Forget about pastrami: The iconic New York City sandwich is bacon, egg, and cheese on a hard roll—cooked on a griddle and served by someone who addresses you as papi or mami.
The language of New York City in the mornings is Spanish—or more accurately, Spanglish—and even the non-Spanish speakers lined up at the bodega counter usually make an attempt. It’s the last bastion of non-Starbucks breakfast—and maybe the last place in New York where construction workers, doormen, hedge funders, black, white, Asian, and Latin gather in one room, united by a single purpose: the bodega sandwich.
(makes 2 sandwiches)
6 slices bacon
2 kaiser rolls, sliced as for a sandwich
4 large eggs
Salt and freshly ground black pepper to taste
4 slices American or Swiss cheese
Plate lined with newspaper
Heat a large, heavy-bottom skillet or cast-iron griddle pan over high heat until hot, then add the bacon and cook until golden brown and crisp, adjusting the temperature if necessary so that it doesn’t get burned. If it burns, start over. (You can also cook your bacon in the oven; see page 12.) Using a spatula or tongs, remove the bacon to the lined plate. Open the kaiser rolls and place them facedown on the griddle for 2 minutes to warm through and absorb some of that bacon grease. Remove them and park 3 slices of bacon inside each roll.

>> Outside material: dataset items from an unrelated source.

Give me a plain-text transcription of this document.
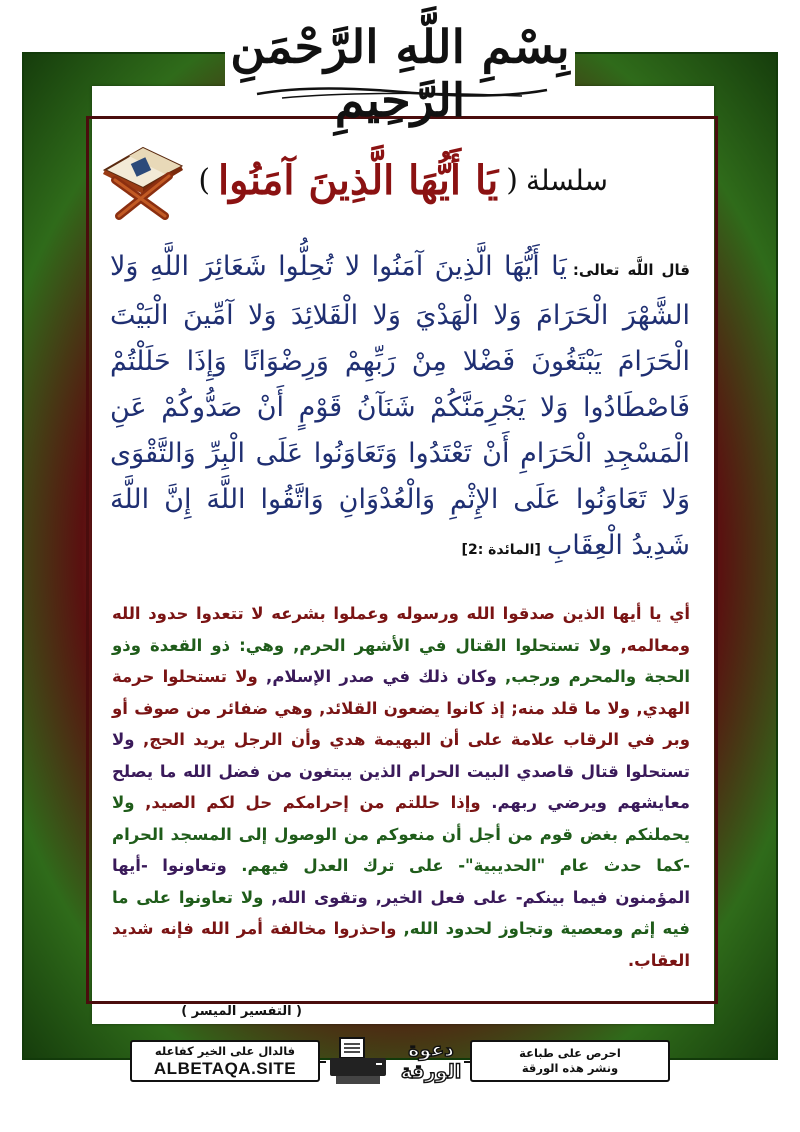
بِسْمِ اللَّهِ الرَّحْمَنِ الرَّحِيمِ
سلسلة
(
يَا أَيُّهَا الَّذِينَ آمَنُوا
)
قال اللَّه تعالى:يَا أَيُّهَا الَّذِينَ آمَنُوا لا تُحِلُّوا شَعَائِرَ اللَّهِ وَلا الشَّهْرَ الْحَرَامَ وَلا الْهَدْيَ وَلا الْقَلائِدَ وَلا آمِّينَ الْبَيْتَ الْحَرَامَ يَبْتَغُونَ فَضْلا مِنْ رَبِّهِمْ وَرِضْوَانًا وَإِذَا حَلَلْتُمْ فَاصْطَادُوا وَلا يَجْرِمَنَّكُمْ شَنَآنُ قَوْمٍ أَنْ صَدُّوكُمْ عَنِ الْمَسْجِدِ الْحَرَامِ أَنْ تَعْتَدُوا وَتَعَاوَنُوا عَلَى الْبِرِّ وَالتَّقْوَى وَلا تَعَاوَنُوا عَلَى الإِثْمِ وَالْعُدْوَانِ وَاتَّقُوا اللَّهَ إِنَّ اللَّهَ شَدِيدُ الْعِقَابِ[المائدة :2]
أي يا أيها الذين صدقوا الله ورسوله وعملوا بشرعه لا تتعدوا حدود الله ومعالمه, ولا تستحلوا القتال في الأشهر الحرم, وهي: ذو القعدة وذو الحجة والمحرم ورجب, وكان ذلك في صدر الإسلام, ولا تستحلوا حرمة الهدي, ولا ما قلد منه; إذ كانوا يضعون القلائد, وهي ضفائر من صوف أو وبر في الرقاب علامة على أن البهيمة هدي وأن الرجل يريد الحج, ولا تستحلوا قتال قاصدي البيت الحرام الذين يبتغون من فضل الله ما يصلح معايشهم ويرضي ربهم. وإذا حللتم من إحرامكم حل لكم الصيد, ولا يحملنكم بغض قوم من أجل أن منعوكم من الوصول إلى المسجد الحرام -كما حدث عام "الحديبية"- على ترك العدل فيهم. وتعاونوا -أيها المؤمنون فيما بينكم- على فعل الخير, وتقوى الله, ولا تعاونوا على ما فيه إثم ومعصية وتجاوز لحدود الله, واحذروا مخالفة أمر الله فإنه شديد العقاب.
( التفسير الميسر )
فالدال على الخير كفاعله
ALBETAQA.SITE
دعوة
الورقة
احرص على طباعة
ونشر هذه الورقة
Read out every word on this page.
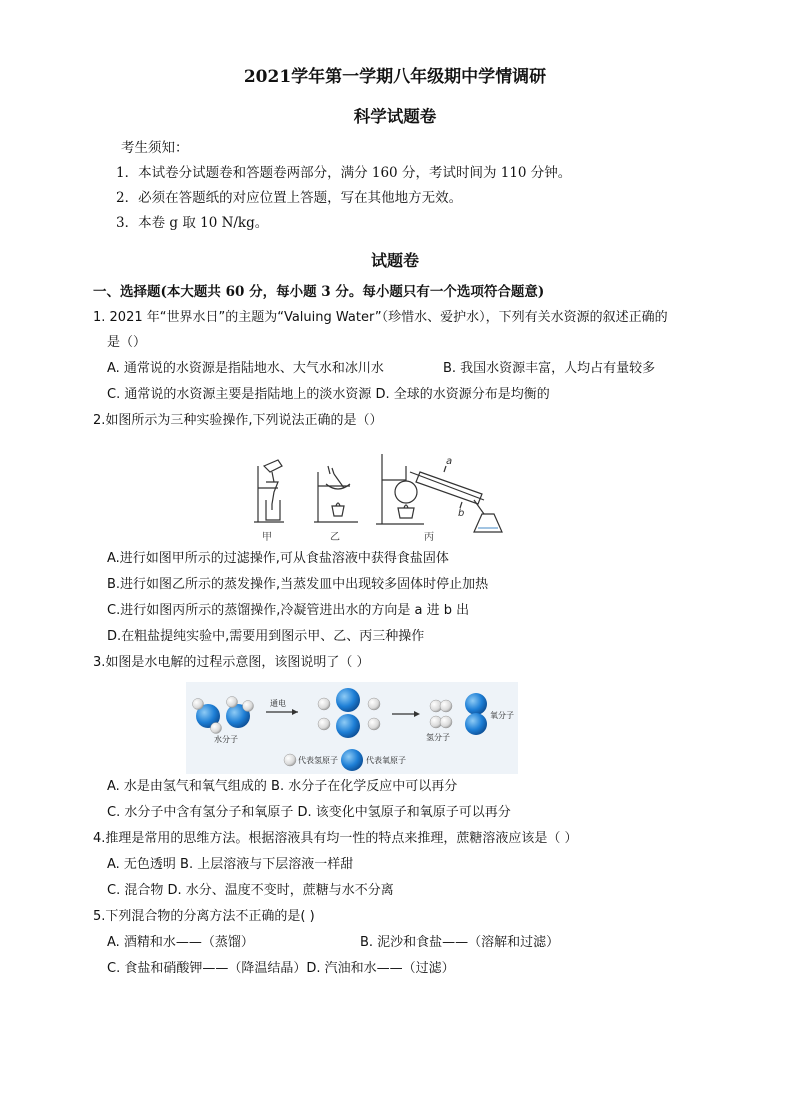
2021学年第一学期八年级期中学情调研
科学试题卷
考生须知：
1．本试卷分试题卷和答题卷两部分，满分 160 分，考试时间为 110 分钟。
2．必须在答题纸的对应位置上答题，写在其他地方无效。
3．本卷 g 取 10 N/kg。
试题卷
一、选择题(本大题共 60 分，每小题 3 分。每小题只有一个选项符合题意)
1. 2021 年“世界水日”的主题为“Valuing Water”（珍惜水、爱护水），下列有关水资源的叙述正确的
是（）
A. 通常说的水资源是指陆地水、大气水和冰川水	B. 我国水资源丰富，人均占有量较多
C. 通常说的水资源主要是指陆地上的淡水资源 D. 全球的水资源分布是均衡的
2.如图所示为三种实验操作,下列说法正确的是（）
甲	乙	丙
a
b
A.进行如图甲所示的过滤操作,可从食盐溶液中获得食盐固体
B.进行如图乙所示的蒸发操作,当蒸发皿中出现较多固体时停止加热
C.进行如图丙所示的蒸馏操作,冷凝管进出水的方向是 a 进 b 出
D.在粗盐提纯实验中,需要用到图示甲、乙、丙三种操作
3.如图是水电解的过程示意图，该图说明了（ ）
通电
水分子	氢分子
氧分子
代表氢原子	代表氧原子
A. 水是由氢气和氧气组成的 B. 水分子在化学反应中可以再分
C. 水分子中含有氢分子和氧原子 D. 该变化中氢原子和氧原子可以再分
4.推理是常用的思维方法。根据溶液具有均一性的特点来推理，蔗糖溶液应该是（ ）
A. 无色透明 B. 上层溶液与下层溶液一样甜
C. 混合物 D. 水分、温度不变时，蔗糖与水不分离
5.下列混合物的分离方法不正确的是( )
A. 酒精和水——（蒸馏）	B. 泥沙和食盐——（溶解和过滤）
C. 食盐和硝酸钾——（降温结晶）D. 汽油和水——（过滤）
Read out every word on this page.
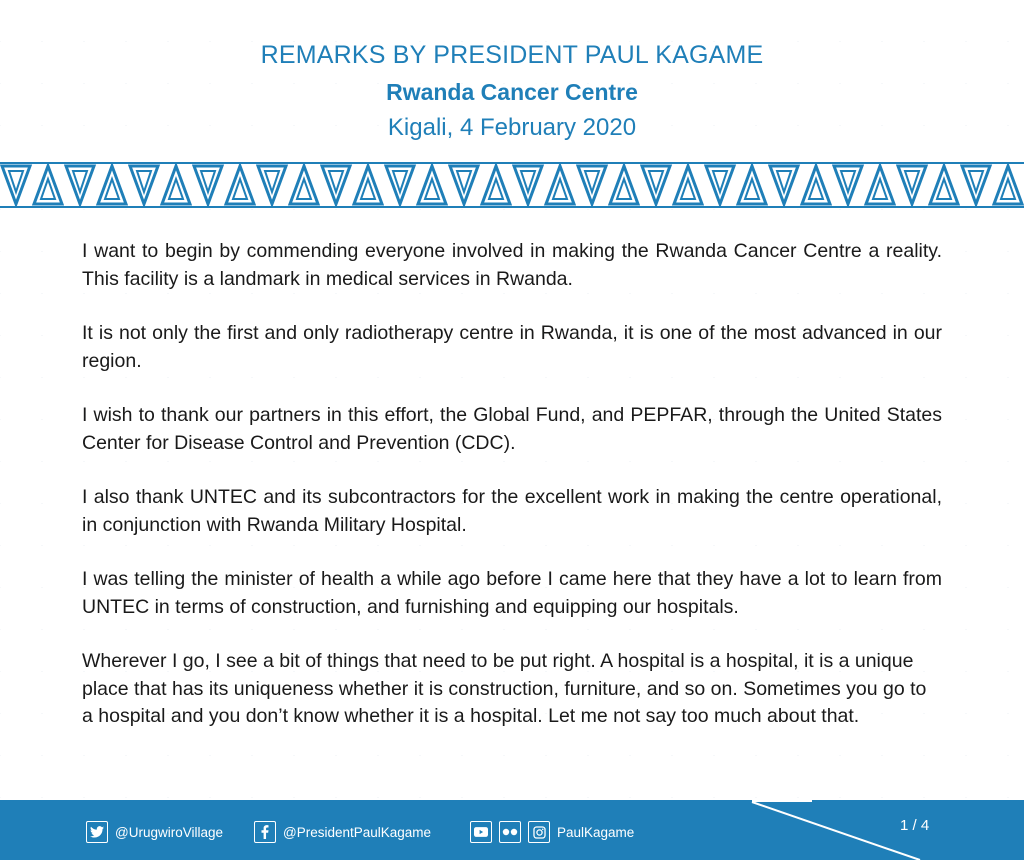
REMARKS BY PRESIDENT PAUL KAGAME
Rwanda Cancer Centre
Kigali, 4 February 2020

I want to begin by commending everyone involved in making the Rwanda Cancer Centre a reality. This facility is a landmark in medical services in Rwanda.

It is not only the first and only radiotherapy centre in Rwanda, it is one of the most advanced in our region.

I wish to thank our partners in this effort, the Global Fund, and PEPFAR, through the United States Center for Disease Control and Prevention (CDC).

I also thank UNTEC and its subcontractors for the excellent work in making the centre operational, in conjunction with Rwanda Military Hospital.

I was telling the minister of health a while ago before I came here that they have a lot to learn from UNTEC in terms of construction, and furnishing and equipping our hospitals.

Wherever I go, I see a bit of things that need to be put right. A hospital is a hospital, it is a unique place that has its uniqueness whether it is construction, furniture, and so on. Sometimes you go to a hospital and you don’t know whether it is a hospital. Let me not say too much about that.

@UrugwiroVillage	@PresidentPaulKagame	PaulKagame	1 / 4
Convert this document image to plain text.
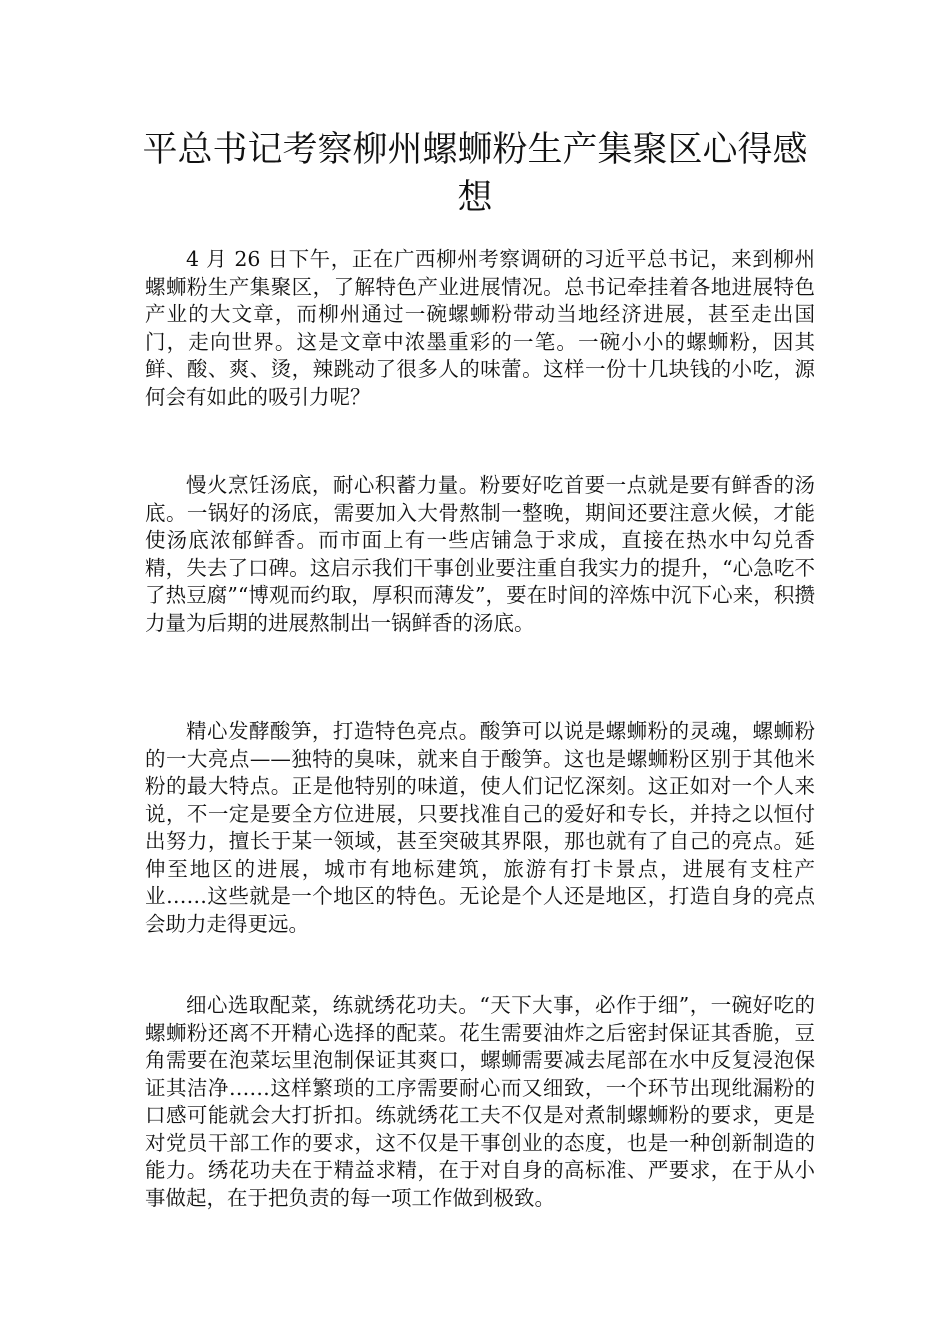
平总书记考察柳州螺蛳粉生产集聚区心得感想

4 月 26 日下午，正在广西柳州考察调研的习近平总书记，来到柳州螺蛳粉生产集聚区，了解特色产业进展情况。总书记牵挂着各地进展特色产业的大文章，而柳州通过一碗螺蛳粉带动当地经济进展，甚至走出国门，走向世界。这是文章中浓墨重彩的一笔。一碗小小的螺蛳粉，因其鲜、酸、爽、烫，辣跳动了很多人的味蕾。这样一份十几块钱的小吃，源何会有如此的吸引力呢？

慢火烹饪汤底，耐心积蓄力量。粉要好吃首要一点就是要有鲜香的汤底。一锅好的汤底，需要加入大骨熬制一整晚，期间还要注意火候，才能使汤底浓郁鲜香。而市面上有一些店铺急于求成，直接在热水中勾兑香精，失去了口碑。这启示我们干事创业要注重自我实力的提升，“心急吃不了热豆腐”“博观而约取，厚积而薄发”，要在时间的淬炼中沉下心来，积攒力量为后期的进展熬制出一锅鲜香的汤底。

精心发酵酸笋，打造特色亮点。酸笋可以说是螺蛳粉的灵魂，螺蛳粉的一大亮点——独特的臭味，就来自于酸笋。这也是螺蛳粉区别于其他米粉的最大特点。正是他特别的味道，使人们记忆深刻。这正如对一个人来说，不一定是要全方位进展，只要找准自己的爱好和专长，并持之以恒付出努力，擅长于某一领域，甚至突破其界限，那也就有了自己的亮点。延伸至地区的进展，城市有地标建筑，旅游有打卡景点，进展有支柱产业……这些就是一个地区的特色。无论是个人还是地区，打造自身的亮点会助力走得更远。

细心选取配菜，练就绣花功夫。“天下大事，必作于细”，一碗好吃的螺蛳粉还离不开精心选择的配菜。花生需要油炸之后密封保证其香脆，豆角需要在泡菜坛里泡制保证其爽口，螺蛳需要减去尾部在水中反复浸泡保证其洁净……这样繁琐的工序需要耐心而又细致，一个环节出现纰漏粉的口感可能就会大打折扣。练就绣花工夫不仅是对煮制螺蛳粉的要求，更是对党员干部工作的要求，这不仅是干事创业的态度，也是一种创新制造的能力。绣花功夫在于精益求精，在于对自身的高标准、严要求，在于从小事做起，在于把负责的每一项工作做到极致。
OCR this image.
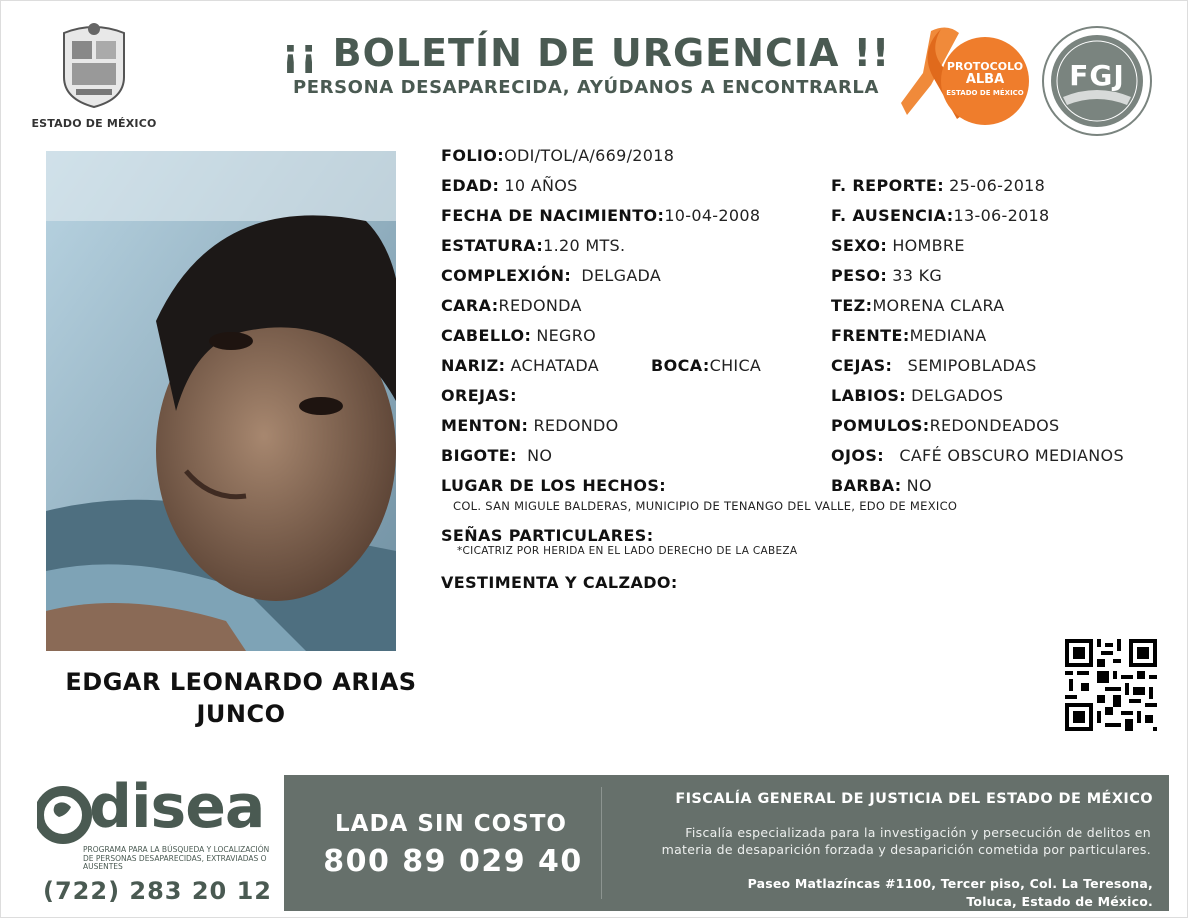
ESTADO DE MÉXICO
¡¡ BOLETÍN DE URGENCIA !!
PERSONA DESAPARECIDA, AYÚDANOS A ENCONTRARLA
PROTOCOLO
ALBA
ESTADO DE MÉXICO
FGJ
EDGAR LEONARDO ARIAS
JUNCO
FOLIO:ODI/TOL/A/669/2018
EDAD: 10 AÑOS
FECHA DE NACIMIENTO:10-04-2008
ESTATURA:1.20 MTS.
COMPLEXIÓN: DELGADA
CARA:REDONDA
CABELLO: NEGRO
NARIZ: ACHATADA	BOCA:CHICA
OREJAS:
MENTON: REDONDO
BIGOTE: NO
LUGAR DE LOS HECHOS:
COL. SAN MIGULE BALDERAS, MUNICIPIO DE TENANGO DEL VALLE, EDO DE MEXICO
SEÑAS PARTICULARES:
*CICATRIZ POR HERIDA EN EL LADO DERECHO DE LA CABEZA
VESTIMENTA Y CALZADO:
F. REPORTE: 25-06-2018
F. AUSENCIA:13-06-2018
SEXO: HOMBRE
PESO: 33 KG
TEZ:MORENA CLARA
FRENTE:MEDIANA
CEJAS: SEMIPOBLADAS
LABIOS: DELGADOS
POMULOS:REDONDEADOS
OJOS: CAFÉ OBSCURO MEDIANOS
BARBA: NO
disea
PROGRAMA PARA LA BÚSQUEDA Y LOCALIZACIÓN DE PERSONAS DESAPARECIDAS, EXTRAVIADAS O AUSENTES
(722) 283 20 12
LADA SIN COSTO
800 89 029 40
FISCALÍA GENERAL DE JUSTICIA DEL ESTADO DE MÉXICO
Fiscalía especializada para la investigación y persecución de delitos en
materia de desaparición forzada y desaparición cometida por particulares.
Paseo Matlazíncas #1100, Tercer piso, Col. La Teresona,
Toluca, Estado de México.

Crack the eggs into a medium mixing bowl, season with salt and pepper, and beat well. You’re not making scrambled eggs here, you’re making a kind of value-neutral omelet, so don’t worry about retaining big curds in the pan. Cook the eggs in the hot bacon grease until cooked through. Top with the cheese, distributed in an even layer, and let cook until slightly melty. Remove the eggs and divide them evenly among the rolls, folding and chopping as necessary. Close the sandwiches, wrap in foil for portability (if necessary), and serve with shitty coffee.